Under way at Amgen is a large enterprise search project, which the company views as an engineering puzzle whose solution could provide a big competitive advantage. If drug researchers can draw connections between data quickly and easily and can share it with other researchers internally and externally, new products can be brought to market faster and generate revenue longer, Flanagan says. “We have got to find a way to make data meaningful and get access to data when [scientists] need it.”
But so far, Amgen hasn’t found just one kind of person to solve this problem; IT leaders have had to be creative. They’ve found some data masters in corporate legal departments, where staff often have to pull information relevant to a lawsuit or audit from masses of structured and unstructured data. But Flanagan would also like to see database administrators and other IT staff who manage information become experts at integrating data streams.

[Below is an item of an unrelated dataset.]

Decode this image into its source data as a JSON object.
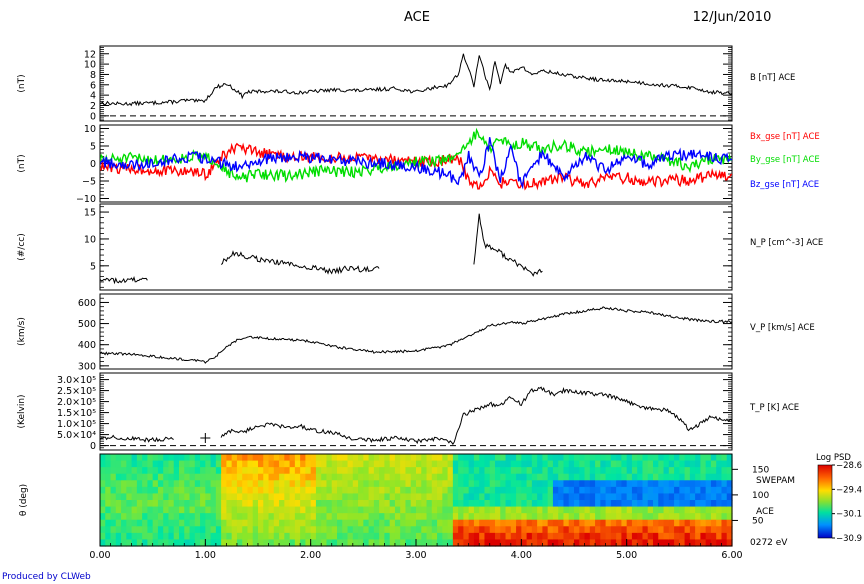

Most of the search experts he hired are senior IT engineers from the federal government, which has funded large data-management projects over the years, he says. He has also consulted with the FBI, among several federal agencies, to understand the kind of talent it is applying to a massive enterprise search project there involving its 8.2 million case files. (For more, see “FBI CIO’s Mission: Modernize.”)
Time to Get Going
At Guardian Life, CIO Wander is in the thick of Talent 2020, his plan to inventory the expertise of his IT department and systematically add employees with fresh skills. Working with the human resources group, Wander has identified the skills of retiring Baby Boomers and is working on replenishing them while hiring new staff. Among those he is looking to hire are mobile and analytics experts, along with vendor manager cat herders. To identify skills gaps and the pace at which to fill them, Wander advises CIOs to calculate, among other variables, the degree of competency each member of the IT staff possesses on various platforms, plus demographic cohorts, such as age and tenure. “We get a very clear picture of what feeder system of talent we need to make sure knowledge transfer takes place.”
As with any new technology, adding staff with fresh competencies helps bring the existing staff up to speed. At Amgen, superstars who can design and build systems that include social networking and mobile computing are spurring existing staff with less up-to-date skills to do new, better work, Flanagan says. That strengthens Amgen’s competitive position, he says. “They’re excited and interested and bring in energy. They’re getting ranked as top performers and are pushing senior people to increase their own performance.”